Doing a Century ride seems to be a common goal among cyclists. There seems to be a rite of passage in achieving your first 100 miles on the bike. Before I started cycling I could not imagine how anyone could possibly ride their bike that far or for that long. And once I started cycling, I still thought doing a century was something I was not going to be able to do for a very long time.
Turns out that having a good plan can get you there sooner than you think. This post will give you a roadmap to prepare you for your first Century, Grand Fondo and similar long events that are not as demanding as the Dirty Kanza 200.
How to build time in the saddle
Assuming you have been riding once or twice a week already, the focus should be on increasing riding volume to build a good endurance base. To do that, focus on time in the saddle for your rides, not distance. You can continue doing shorter rides during the week, and start adding volume on the weekends.
For the busy athlete, combining short workouts during the week on the trainer with longer weekend rides is also a good way to prepare. This could be for example two short, intense workouts during the week and one endurance ride on the weekend that keeps getting progressively longer.
Build time on the saddle slowly, starting with one to two hour rides on the weekends, six to seven weeks from the event. Add 30 to 60 minutes in subsequent weekends. You can also break it up doing a little shorter but harder ride on Saturday, then a longer and easier ride on Sunday. These back-to-back days help build endurance.
To be ready for your Century ride or Grand Fondo, you should have done one ride of four to five hours, two to three weeks before the event with the goal of targeting saddle time versus distance, as mentioned above.
In addition, use these long rides to experiment with your nutrition and hydration, so that you know exactly what kind and how much food, water and electrolyte mix you will need to keep you going strong. More on nutrition/hydration below.
The week before the event is your “taper” and it should be easy. Keep active on the bike by riding easy outside for one to two hours and doing one or two short easy rides on the trainer incorporating some high cadence and similar “opener” intervals. Alternatively, sign up to train with us and we will take the guess work out of your training and help you adjust your schedule when life gets busy!
- Do a few outdoor rides on less-than-ideal conditions. Riding on windy, rainy, cold or very hot days will expose you to the conditions you may encounter on your Century ride or Grand Fondo, and you will be better prepared to face them.
- Dress in layers if the temperature is expected to vary throughout the day. Most of the energy our body produces is spent to keep us cool, so you don’t want to overtax the body by being too warm.

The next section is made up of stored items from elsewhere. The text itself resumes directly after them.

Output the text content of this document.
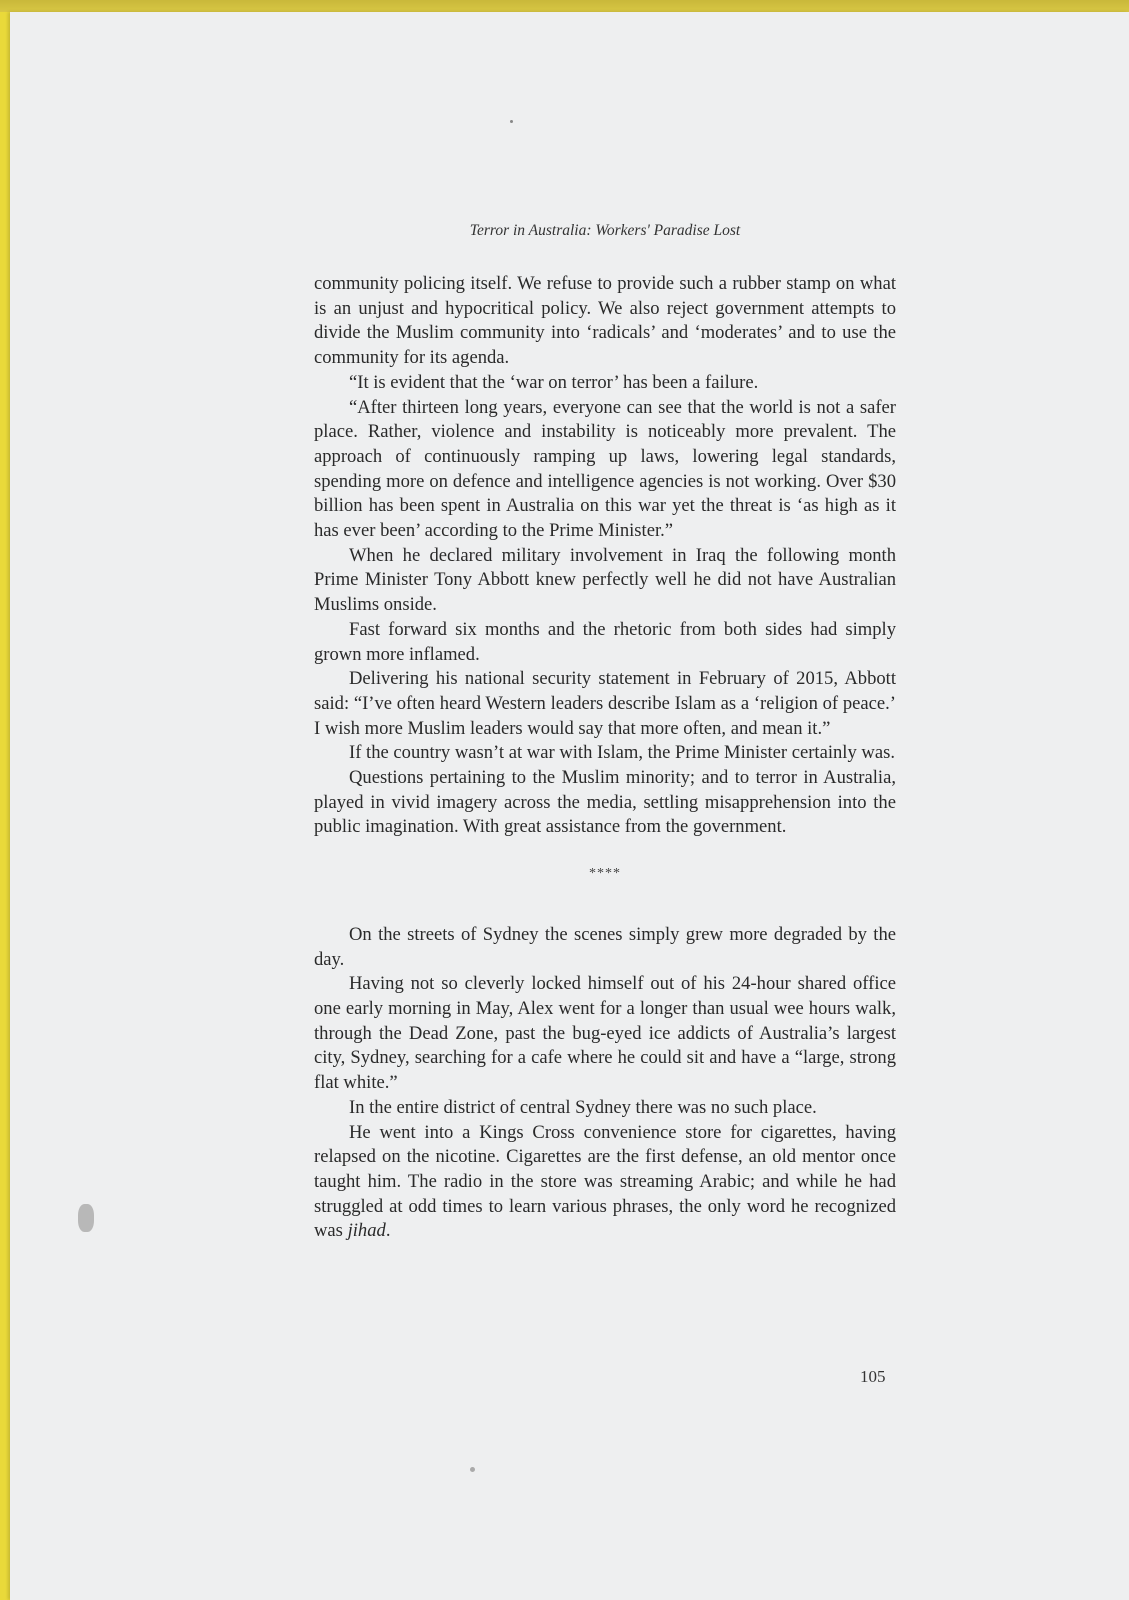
Terror in Australia: Workers' Paradise Lost

community policing itself. We refuse to provide such a rubber stamp on what is an unjust and hypocritical policy. We also reject government attempts to divide the Muslim community into ‘radicals’ and ‘moderates’ and to use the community for its agenda.

“It is evident that the ‘war on terror’ has been a failure.

“After thirteen long years, everyone can see that the world is not a safer place. Rather, violence and instability is noticeably more prevalent. The approach of continuously ramping up laws, lowering legal standards, spending more on defence and intelligence agencies is not working. Over $30 billion has been spent in Australia on this war yet the threat is ‘as high as it has ever been’ according to the Prime Minister.”

When he declared military involvement in Iraq the following month Prime Minister Tony Abbott knew perfectly well he did not have Australian Muslims onside.

Fast forward six months and the rhetoric from both sides had simply grown more inflamed.

Delivering his national security statement in February of 2015, Abbott said: “I’ve often heard Western leaders describe Islam as a ‘religion of peace.’ I wish more Muslim leaders would say that more often, and mean it.”

If the country wasn’t at war with Islam, the Prime Minister certainly was.

Questions pertaining to the Muslim minority; and to terror in Australia, played in vivid imagery across the media, settling misapprehension into the public imagination. With great assistance from the government.

****

On the streets of Sydney the scenes simply grew more degraded by the day.

Having not so cleverly locked himself out of his 24-hour shared office one early morning in May, Alex went for a longer than usual wee hours walk, through the Dead Zone, past the bug-eyed ice addicts of Australia’s largest city, Sydney, searching for a cafe where he could sit and have a “large, strong flat white.”

In the entire district of central Sydney there was no such place.

He went into a Kings Cross convenience store for cigarettes, having relapsed on the nicotine. Cigarettes are the first defense, an old mentor once taught him. The radio in the store was streaming Arabic; and while he had struggled at odd times to learn various phrases, the only word he recognized was jihad.

105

As mentioned above, use your long training rides as “dress rehearsals” for what you will use on event day. Find out how much food you need per hour and what kinds of food make you feel energized without intestinal distress. Here are a few general rules, but keep mind the needs vary from person to person:
- Aim to eat 60 grams of mixed-source or complex carbs per hour
- Aim to eat 5-10 grams of protein per hour
- Save gels and fast-release chews for the last 60-90 minutes of the ride
- Find out what kinds of food will be offered at the rest stops, and either use the same foods in training or bring your own if what they have is not what works for you
- Avoid the temptation of eating that fancy/yummy/special treat they may have at the rest stop. While they might look appealing, foods you are not used to eating in training can cause headaches, stomach upset and/or diarrhea.
- Eat every 45-60 minutes, on the clock, even if you are not hungry. Set up an alarm on your device if you need to.
Hydration is extremely important in long events such as a Century ride. I cannot stress this enough. Being low on hydration by as little as 10% will make it almost impossible to catch up. That is because once blood volume drops below a certain level, the body will have a hard time bringing it up while you are still exercising. So start drinking early and drink often.
Aim to drink one bottle of your favorite electrolyte mix per hour, more if it is very hot. Avoid Gatorade, Powerade and similar drinks, as they are heavy in sugar and do not have the ideal osmolality to be properly absorbed.
As with your food, find out what kind of electrolyte mix will be offered at the rest stops, and either use the same in training or bring your own if what they have is not what works for you.
Good luck on your Century ride or Grand Fondo!